Metro Extended Stay shares a parking lot with a bail bonding company.

But regulars at the Villa Lodge & Suites have worked hard to turn the drab, beige-paneled hotel into something that resembles a neighborhood. They hold Bible study twice a week and share in shepherd’s pie and soda, gather around the pool and socialize in the evenings, and those with vehicles drive others to the convenience store or job interviews. The hotel’s atmosphere is far different than it once was.

When she first checked herself in more than a decade ago, Bible study leader Theresa McDaniel said she found herself in the midst of what she called “Sodom and Gomorrah,” and admittedly took an active part.

“Whatever they did, I did,” said McDaniel, 52, declining to elaborate. “That was under old management. But I changed just like the place changed.”

Local limits on hotel stays are unusual. The Association of County Commissioners of Georgia knows of no other county in the state that restricts hotel stays, spokeswoman Beth Brown said. Officials with Decatur, Norcross and Snellville, among others, said they’ve never encountered such an ordinance.

Cobb County is able to restrict hotel stays but Rob Hosack, Community Development director, said the county has imposed a limit only once or twice after it became an option in the 1990s. Fulton is considering whether limits on hotel stays are feasible, officials said.

In May, after her series of hardships, Harris settled on Extended Stay America after comparing rates elsewhere.

Harris agreed to stay for a month at $230 a week. She brought along her youngest son, Blake, and allowed her 20-year-old son, Sterling, and 13-year-old daughter, Zaria, to stay at her mother’s home.

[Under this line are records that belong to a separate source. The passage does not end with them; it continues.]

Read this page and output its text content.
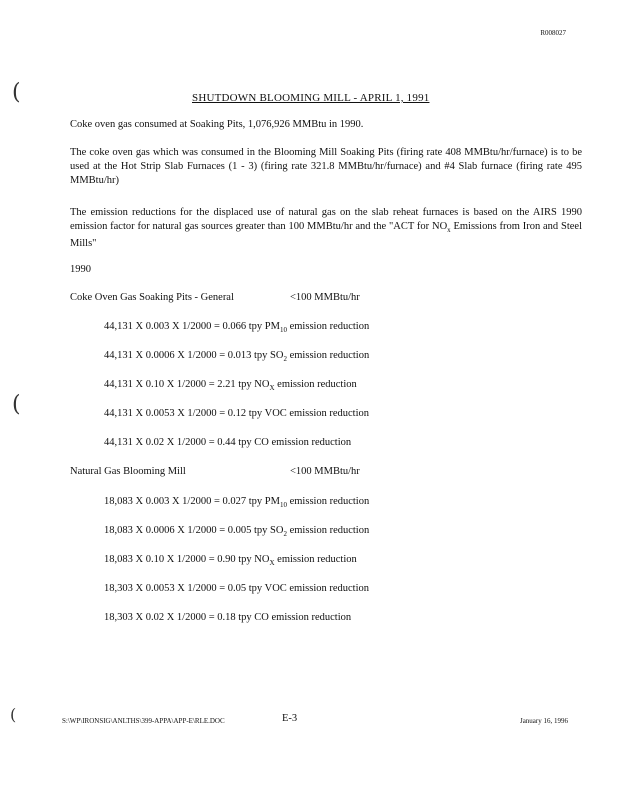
R008027
(
(
(
SHUTDOWN BLOOMING MILL - APRIL 1, 1991
Coke oven gas consumed at Soaking Pits, 1,076,926 MMBtu in 1990.
The coke oven gas which was consumed in the Blooming Mill Soaking Pits (firing rate 408 MMBtu/hr/furnace) is to be used at the Hot Strip Slab Furnaces (1 - 3) (firing rate 321.8 MMBtu/hr/furnace) and #4 Slab furnace (firing rate 495 MMBtu/hr)
The emission reductions for the displaced use of natural gas on the slab reheat furnaces is based on the AIRS 1990 emission factor for natural gas sources greater than 100 MMBtu/hr and the "ACT for $NO_x$ Emissions from Iron and Steel Mills"
1990
Coke Oven Gas Soaking Pits - General	<100 MMBtu/hr
44,131 X 0.003 X 1/2000 = 0.066 tpy $PM_{10}$ emission reduction
44,131 X 0.0006 X 1/2000 = 0.013 tpy $SO_2$ emission reduction
44,131 X 0.10 X 1/2000 = 2.21 tpy $NO_X$ emission reduction
44,131 X 0.0053 X 1/2000 = 0.12 tpy VOC emission reduction
44,131 X 0.02 X 1/2000 = 0.44 tpy CO emission reduction
Natural Gas Blooming Mill	<100 MMBtu/hr
18,083 X 0.003 X 1/2000 = 0.027 tpy $PM_{10}$ emission reduction
18,083 X 0.0006 X 1/2000 = 0.005 tpy $SO_2$ emission reduction
18,083 X 0.10 X 1/2000 = 0.90 tpy $NO_X$ emission reduction
18,303 X 0.0053 X 1/2000 = 0.05 tpy VOC emission reduction
18,303 X 0.02 X 1/2000 = 0.18 tpy CO emission reduction
S:\WP\IRONSIG\ANLTHS\399-APPA\APP-E\RLE.DOC	E-3	January 16, 1996
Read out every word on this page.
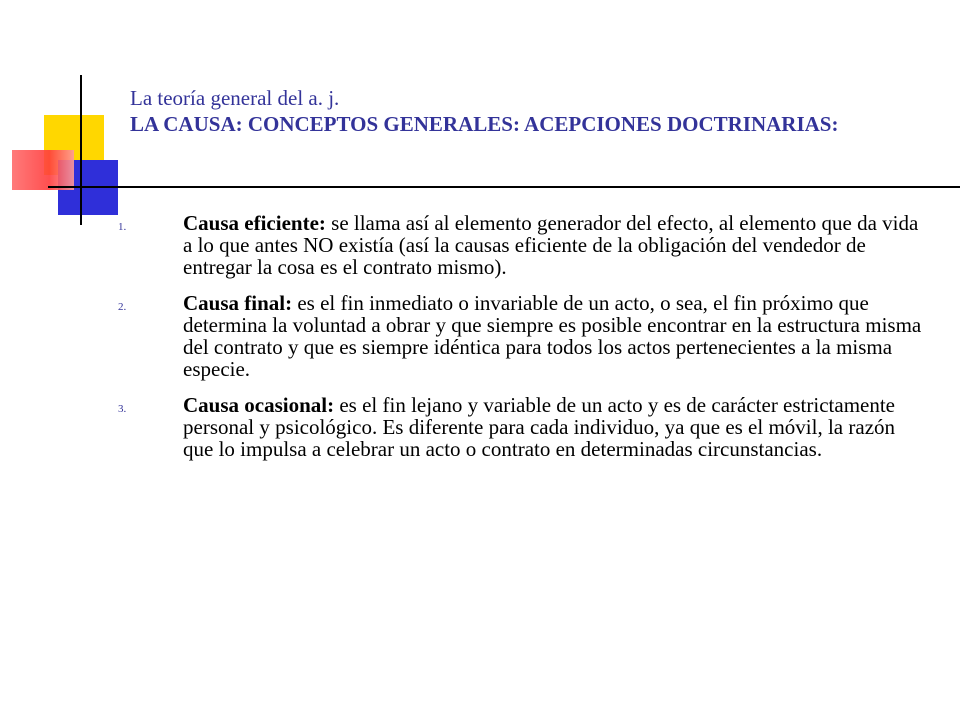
La teoría general del a. j.
LA CAUSA: CONCEPTOS GENERALES: ACEPCIONES DOCTRINARIAS:
1.	Causa eficiente: se llama así al elemento generador del efecto, al elemento que da vida a lo que antes NO existía (así la causas eficiente de la obligación del vendedor de entregar la cosa es el contrato mismo).
2.	Causa final: es el fin inmediato o invariable de un acto, o sea, el fin próximo que determina la voluntad a obrar y que siempre es posible encontrar en la estructura misma del contrato y que es siempre idéntica para todos los actos pertenecientes a la misma especie.
3.	Causa ocasional: es el fin lejano y variable de un acto y es de carácter estrictamente personal y psicológico. Es diferente para cada individuo, ya que es el móvil, la razón que lo impulsa a celebrar un acto o contrato en determinadas circunstancias.
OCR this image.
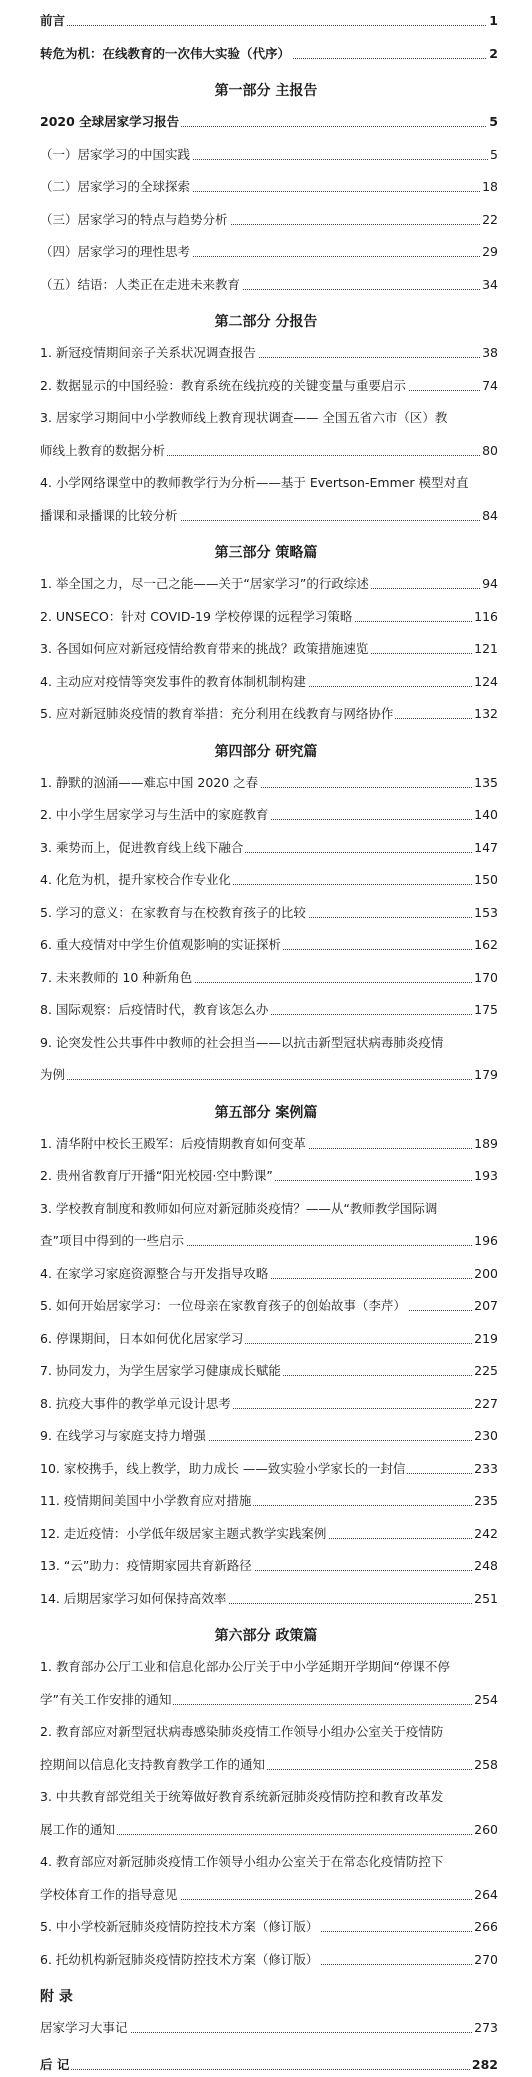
前言	1
转危为机：在线教育的一次伟大实验（代序）	2
第一部分 主报告
2020 全球居家学习报告	5
（一）居家学习的中国实践	5
（二）居家学习的全球探索	18
（三）居家学习的特点与趋势分析	22
（四）居家学习的理性思考	29
（五）结语：人类正在走进未来教育	34
第二部分 分报告
1. 新冠疫情期间亲子关系状况调查报告	38
2. 数据显示的中国经验：教育系统在线抗疫的关键变量与重要启示	74
3. 居家学习期间中小学教师线上教育现状调查—— 全国五省六市（区）教
师线上教育的数据分析	80
4. 小学网络课堂中的教师教学行为分析——基于 Evertson-Emmer 模型对直
播课和录播课的比较分析	84
第三部分 策略篇
1. 举全国之力，尽一己之能——关于“居家学习”的行政综述	94
2. UNSECO：针对 COVID-19 学校停课的远程学习策略	116
3. 各国如何应对新冠疫情给教育带来的挑战？政策措施速览	121
4. 主动应对疫情等突发事件的教育体制机制构建	124
5. 应对新冠肺炎疫情的教育举措：充分利用在线教育与网络协作	132
第四部分 研究篇
1. 静默的汹涌——难忘中国 2020 之春	135
2. 中小学生居家学习与生活中的家庭教育	140
3. 乘势而上，促进教育线上线下融合	147
4. 化危为机，提升家校合作专业化	150
5. 学习的意义：在家教育与在校教育孩子的比较	153
6. 重大疫情对中学生价值观影响的实证探析	162
7. 未来教师的 10 种新角色	170
8. 国际观察：后疫情时代，教育该怎么办	175
9. 论突发性公共事件中教师的社会担当——以抗击新型冠状病毒肺炎疫情
为例	179
第五部分 案例篇
1. 清华附中校长王殿军：后疫情期教育如何变革	189
2. 贵州省教育厅开播“阳光校园·空中黔课”	193
3. 学校教育制度和教师如何应对新冠肺炎疫情？——从“教师教学国际调
查”项目中得到的一些启示	196
4. 在家学习家庭资源整合与开发指导攻略	200
5. 如何开始居家学习：一位母亲在家教育孩子的创始故事（李芹）	207
6. 停课期间，日本如何优化居家学习	219
7. 协同发力，为学生居家学习健康成长赋能	225
8. 抗疫大事件的教学单元设计思考	227
9. 在线学习与家庭支持力增强	230
10. 家校携手，线上教学，助力成长 ——致实验小学家长的一封信	233
11. 疫情期间美国中小学教育应对措施	235
12. 走近疫情：小学低年级居家主题式教学实践案例	242
13. “云”助力：疫情期家园共育新路径	248
14. 后期居家学习如何保持高效率	251
第六部分 政策篇
1. 教育部办公厅工业和信息化部办公厅关于中小学延期开学期间“停课不停
学”有关工作安排的通知	254
2. 教育部应对新型冠状病毒感染肺炎疫情工作领导小组办公室关于疫情防
控期间以信息化支持教育教学工作的通知	258
3. 中共教育部党组关于统筹做好教育系统新冠肺炎疫情防控和教育改革发
展工作的通知	260
4. 教育部应对新冠肺炎疫情工作领导小组办公室关于在常态化疫情防控下
学校体育工作的指导意见	264
5. 中小学校新冠肺炎疫情防控技术方案（修订版）	266
6. 托幼机构新冠肺炎疫情防控技术方案（修订版）	270
附 录
居家学习大事记	273
后 记	282
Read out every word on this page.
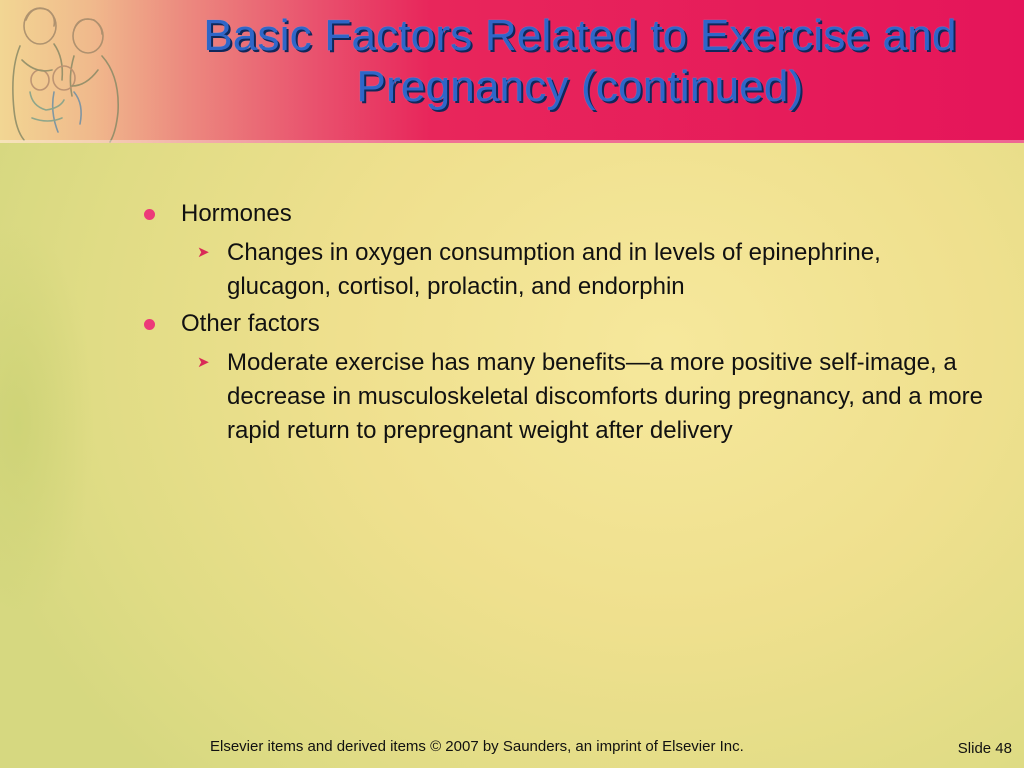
Basic Factors Related to Exercise and Pregnancy (continued)
Hormones
➤ Changes in oxygen consumption and in levels of epinephrine, glucagon, cortisol, prolactin, and endorphin
Other factors
➤ Moderate exercise has many benefits—a more positive self-image, a decrease in musculoskeletal discomforts during pregnancy, and a more rapid return to prepregnant weight after delivery
Elsevier items and derived items © 2007 by Saunders, an imprint of Elsevier Inc.	Slide 48
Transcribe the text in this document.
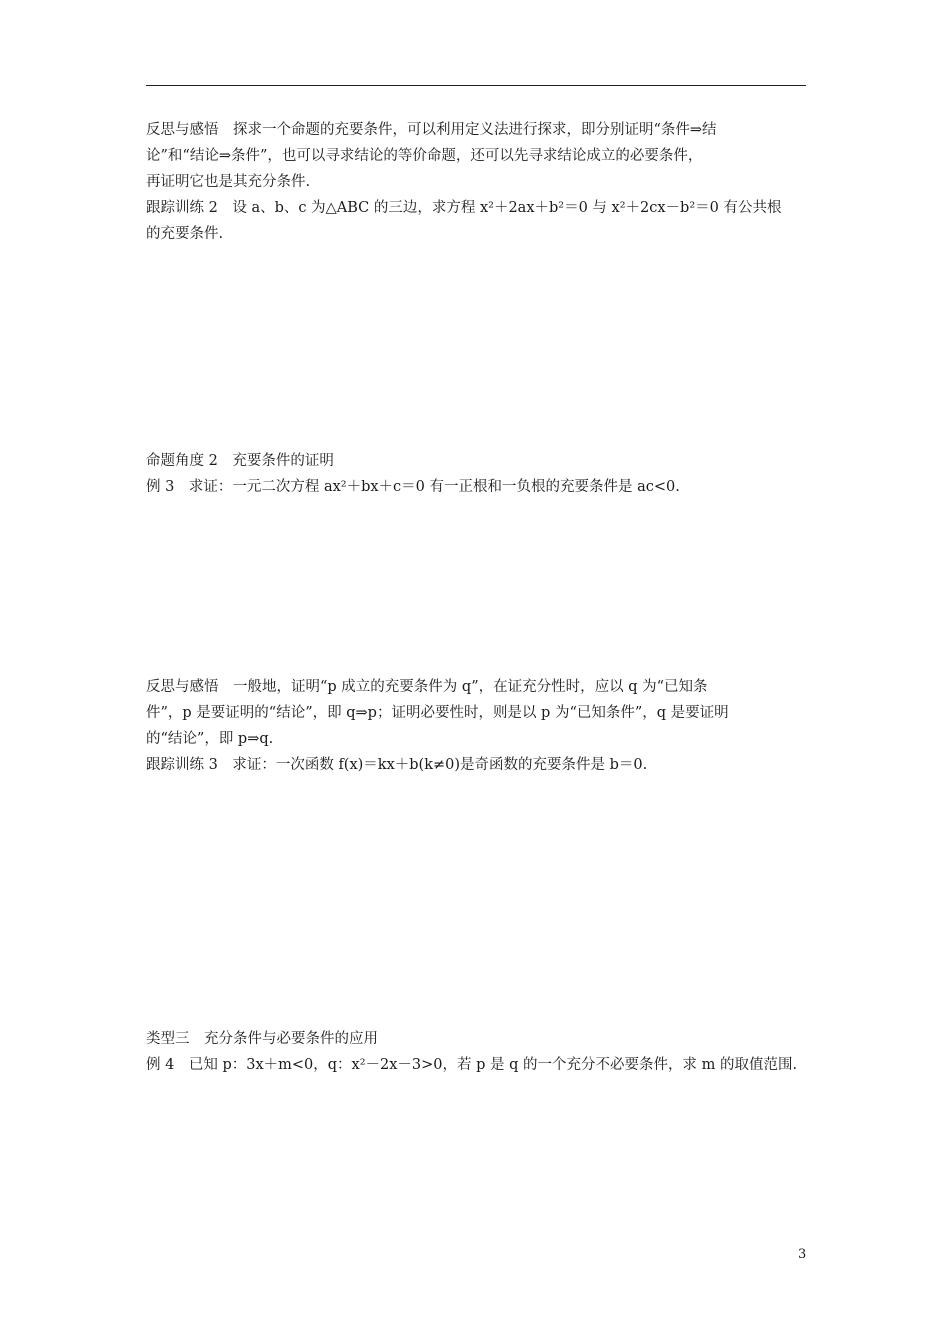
反思与感悟　探求一个命题的充要条件，可以利用定义法进行探求，即分别证明“条件⇒结
论”和“结论⇒条件”，也可以寻求结论的等价命题，还可以先寻求结论成立的必要条件，
再证明它也是其充分条件.
跟踪训练 2　设 a、b、c 为△ABC 的三边，求方程 x²＋2ax＋b²＝0 与 x²＋2cx－b²＝0 有公共根
的充要条件.
命题角度 2　充要条件的证明
例 3　求证：一元二次方程 ax²＋bx＋c＝0 有一正根和一负根的充要条件是 ac<0.
反思与感悟　一般地，证明“p 成立的充要条件为 q”，在证充分性时，应以 q 为“已知条
件”，p 是要证明的“结论”，即 q⇒p；证明必要性时，则是以 p 为“已知条件”，q 是要证明
的“结论”，即 p⇒q.
跟踪训练 3　求证：一次函数 f(x)＝kx＋b(k≠0)是奇函数的充要条件是 b＝0.
类型三　充分条件与必要条件的应用
例 4　已知 p：3x＋m<0，q：x²－2x－3>0，若 p 是 q 的一个充分不必要条件，求 m 的取值范围.
3
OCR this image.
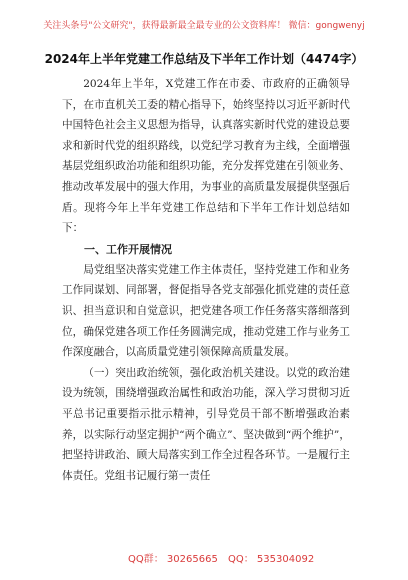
关注头条号"公文研究"，获得最新最全最专业的公文资料库！ 微信：gongwenyj
2024年上半年党建工作总结及下半年工作计划（4474字）

2024年上半年，X党建工作在市委、市政府的正确领导下，在市直机关工委的精心指导下，始终坚持以习近平新时代中国特色社会主义思想为指导，认真落实新时代党的建设总要求和新时代党的组织路线，以党纪学习教育为主线，全面增强基层党组织政治功能和组织功能，充分发挥党建在引领业务、推动改革发展中的强大作用，为事业的高质量发展提供坚强后盾。现将今年上半年党建工作总结和下半年工作计划总结如下：

一、工作开展情况

局党组坚决落实党建工作主体责任，坚持党建工作和业务工作同谋划、同部署，督促指导各党支部强化抓党建的责任意识、担当意识和自觉意识，把党建各项工作任务落实落细落到位，确保党建各项工作任务圆满完成，推动党建工作与业务工作深度融合，以高质量党建引领保障高质量发展。

（一）突出政治统领，强化政治机关建设。以党的政治建设为统领，围绕增强政治属性和政治功能，深入学习贯彻习近平总书记重要指示批示精神，引导党员干部不断增强政治素养，以实际行动坚定拥护“两个确立”、坚决做到“两个维护”，把坚持讲政治、顾大局落实到工作全过程各环节。一是履行主体责任。党组书记履行第一责任

QQ群： 30265665 QQ： 535304092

She keeps the room neat and mostly unadorned, with the exception of framed pictures of her children on the air conditioning unit and bed linens from home. Blake gets to sleep on his own Dragonball Z pillow case.

“This was one of the nicest hotels I could think of,” she said.

Other than a 16-month stay in a Georgia state prison for selling cocaine in the late ’90s, Harris and her children had always stayed with her mother. But when two younger brothers moved back home after facing their own economic troubles, the three-bedroom house quickly grew crowded.

She needed one day to move into the Extended Stay America.

There’s not much space in Room 146, which has only one bed, a bedside table, a small cushioned chair with a footstool and a dining table. It’s about the size of her old bedroom. Harris left most of her clothes and other belongings at her mother’s house until she figures out her next move.

She recently found work as a shift manager at a Checkers fast-food restaurant. Harris runs the register, supervises four employees and opens or closes the restaurant depending on the schedule for $10 per hour.

That doesn’t leave much for savings, which is critical if Harris wants to move into her own place. Her application at a local apartment complex was recently denied after her credit report turned up an old unsettled bill. She was especially frustrated that she lost $20 on the application fee.

Other places have told her that her criminal record disqualifies her from consideration. Another complex accepted her application but wanted first and last month’s rent, which totaled $1,050.

Harris was forced to keep looking.

“I keep pressing on,” she said. “I don’t believe God would have me move out of my mom’s house to fail.”